In contrast to the utility of Tillich’s dichotomy, I tend to think that the bifurcation between correlational and non-correlational theologies breaks down upon closer scrutiny. It is my opinion that no theology is truly “non-correlational”, no matter how much it wishes to be so. It is simply a MacIntyrean question of “whose correlation?” A critical reading of any theological text will expose the philosophical underpinnings of its claims.”

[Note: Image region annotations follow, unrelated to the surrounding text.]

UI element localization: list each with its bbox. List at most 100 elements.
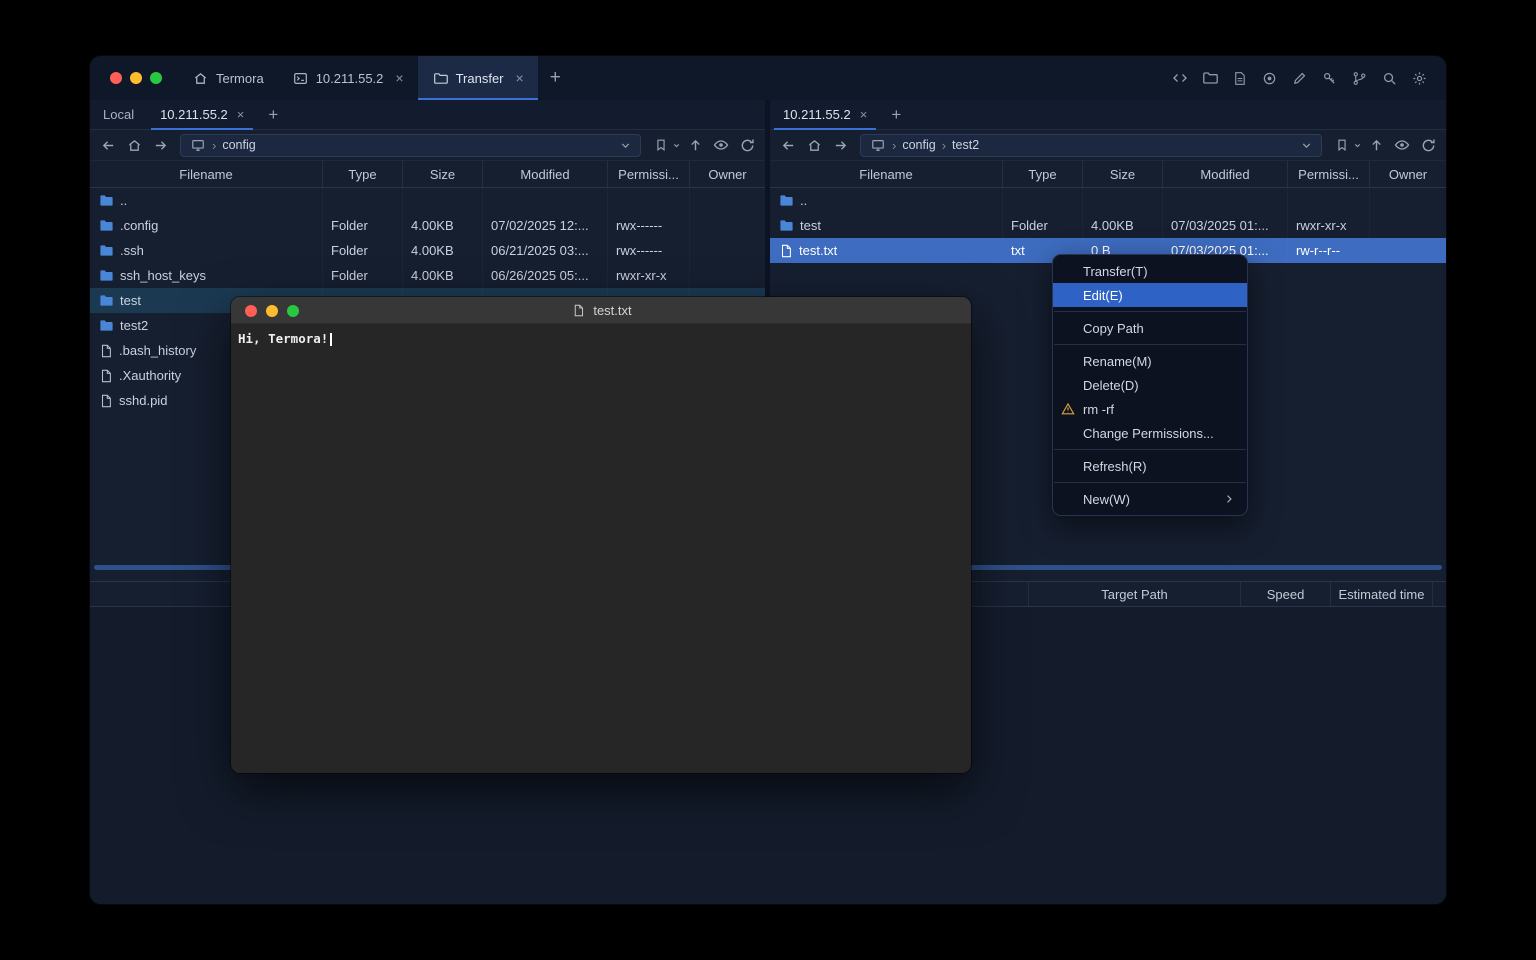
new-right-panel-tab-button[interactable]: + [880, 105, 912, 125]
close-tab-icon[interactable]: × [237, 107, 245, 122]
pencil-icon[interactable] [1291, 70, 1308, 87]
breadcrumb-segment[interactable]: config [902, 138, 935, 152]
back-icon[interactable] [96, 133, 120, 157]
right-toolbar: › config › test2 [770, 130, 1446, 160]
new-window-tab-button[interactable]: + [538, 67, 573, 89]
menu-item-refresh-r[interactable]: Refresh(R) [1053, 454, 1247, 478]
upload-icon[interactable] [683, 133, 707, 157]
folder-icon[interactable] [1201, 70, 1218, 87]
transfer-header-tail [1432, 582, 1446, 606]
back-icon[interactable] [776, 133, 800, 157]
editor-titlebar[interactable]: test.txt [231, 297, 971, 324]
cell-size [1083, 188, 1163, 213]
menu-item-rm-rf[interactable]: rm -rf [1053, 397, 1247, 421]
chevron-down-icon[interactable] [1300, 139, 1313, 152]
file-row-..[interactable]: .. [90, 188, 765, 213]
eye-icon[interactable] [1390, 133, 1414, 157]
close-tab-icon[interactable]: × [516, 70, 524, 86]
menu-item-edit-e[interactable]: Edit(E) [1053, 283, 1247, 307]
column-type[interactable]: Type [1003, 161, 1083, 187]
file-row-.ssh[interactable]: .sshFolder4.00KB06/21/2025 03:...rwx----… [90, 238, 765, 263]
file-icon [99, 344, 113, 358]
column-target-path[interactable]: Target Path [1028, 582, 1240, 606]
tab-termora[interactable]: Termora [178, 56, 278, 100]
tab-local[interactable]: Local [90, 100, 147, 130]
column-size[interactable]: Size [403, 161, 483, 187]
zoom-editor-button[interactable] [287, 305, 299, 317]
tab-host-terminal[interactable]: 10.211.55.2 × [278, 56, 418, 100]
warning-icon [1061, 402, 1075, 416]
branch-icon[interactable] [1351, 70, 1368, 87]
bookmark-icon[interactable] [649, 133, 673, 157]
editor-content[interactable]: Hi, Termora! [231, 324, 971, 773]
tab-label: Termora [216, 71, 264, 86]
filename-label: .bash_history [119, 343, 196, 358]
home-icon[interactable] [122, 133, 146, 157]
minimize-window-button[interactable] [130, 72, 142, 84]
home-icon[interactable] [802, 133, 826, 157]
column-permissions[interactable]: Permissi... [1288, 161, 1370, 187]
cell-modified: 07/03/2025 01:... [1163, 213, 1288, 238]
forward-icon[interactable] [828, 133, 852, 157]
column-estimated-time[interactable]: Estimated time [1330, 582, 1432, 606]
tab-left-host[interactable]: 10.211.55.2 × [147, 100, 257, 130]
column-filename[interactable]: Filename [90, 161, 323, 187]
close-tab-icon[interactable]: × [395, 70, 403, 86]
menu-item-label: Change Permissions... [1083, 426, 1214, 441]
tab-transfer[interactable]: Transfer × [418, 56, 538, 100]
tab-right-host[interactable]: 10.211.55.2 × [770, 100, 880, 130]
zoom-window-button[interactable] [150, 72, 162, 84]
column-type[interactable]: Type [323, 161, 403, 187]
cell-filename: .ssh [90, 238, 323, 263]
cell-size: 4.00KB [403, 213, 483, 238]
cell-filename: .. [770, 188, 1003, 213]
close-tab-icon[interactable]: × [860, 107, 868, 122]
file-row-..[interactable]: .. [770, 188, 1446, 213]
menu-item-new-w[interactable]: New(W) [1053, 487, 1247, 511]
column-filename[interactable]: Filename [770, 161, 1003, 187]
column-permissions[interactable]: Permissi... [608, 161, 690, 187]
file-row-.config[interactable]: .configFolder4.00KB07/02/2025 12:...rwx-… [90, 213, 765, 238]
document-icon[interactable] [1231, 70, 1248, 87]
menu-item-change-permissions[interactable]: Change Permissions... [1053, 421, 1247, 445]
column-modified[interactable]: Modified [1163, 161, 1288, 187]
search-icon[interactable] [1381, 70, 1398, 87]
file-row-test[interactable]: testFolder4.00KB07/03/2025 01:...rwxr-xr… [770, 213, 1446, 238]
gear-icon[interactable] [1411, 70, 1428, 87]
menu-item-rename-m[interactable]: Rename(M) [1053, 349, 1247, 373]
upload-icon[interactable] [1364, 133, 1388, 157]
column-owner[interactable]: Owner [690, 161, 765, 187]
tab-label: Transfer [456, 71, 504, 86]
file-icon [99, 369, 113, 383]
folder-icon [99, 293, 114, 308]
bookmark-caret-icon[interactable] [1353, 141, 1362, 150]
column-owner[interactable]: Owner [1370, 161, 1446, 187]
bookmark-caret-icon[interactable] [672, 141, 681, 150]
column-speed[interactable]: Speed [1240, 582, 1330, 606]
forward-icon[interactable] [148, 133, 172, 157]
breadcrumb-segment[interactable]: test2 [952, 138, 979, 152]
chevron-down-icon[interactable] [619, 139, 632, 152]
column-modified[interactable]: Modified [483, 161, 608, 187]
key-icon[interactable] [1321, 70, 1338, 87]
file-row-ssh-host-keys[interactable]: ssh_host_keysFolder4.00KB06/26/2025 05:.… [90, 263, 765, 288]
refresh-icon[interactable] [735, 133, 759, 157]
eye-icon[interactable] [709, 133, 733, 157]
code-icon[interactable] [1171, 70, 1188, 87]
right-path-breadcrumb[interactable]: › config › test2 [860, 134, 1322, 157]
filename-label: test.txt [799, 243, 837, 258]
breadcrumb-segment[interactable]: config [222, 138, 255, 152]
record-icon[interactable] [1261, 70, 1278, 87]
left-path-breadcrumb[interactable]: › config [180, 134, 641, 157]
menu-item-copy-path[interactable]: Copy Path [1053, 316, 1247, 340]
column-size[interactable]: Size [1083, 161, 1163, 187]
close-window-button[interactable] [110, 72, 122, 84]
refresh-icon[interactable] [1416, 133, 1440, 157]
menu-item-delete-d[interactable]: Delete(D) [1053, 373, 1247, 397]
minimize-editor-button[interactable] [266, 305, 278, 317]
cell-modified: 06/21/2025 03:... [483, 238, 608, 263]
close-editor-button[interactable] [245, 305, 257, 317]
new-left-panel-tab-button[interactable]: + [257, 105, 289, 125]
menu-item-transfer-t[interactable]: Transfer(T) [1053, 259, 1247, 283]
bookmark-icon[interactable] [1330, 133, 1354, 157]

 My response to Troy at his blog back then was this:

“This is a great post, thank you Troy! So it’s really Christians pillaging the “Barbarians” for grammatical symbols which then are framed by sacred conceptual trajectory? But wouldn’t this then, in the end, truly be non-correlationist . . . and rather “positive,” internal to the Christian self-referential? In other words, if we “take” (like Constantinople did) grammar from one “context,” and “pretext” it within a Christian conceptuality, so that this becomes the new context . . . isn’t the disjunction between the original context, and the new so great that there really isn’t “correlation?”

Troy in the end actually ended up agreeing with me about ‘non-correlation.’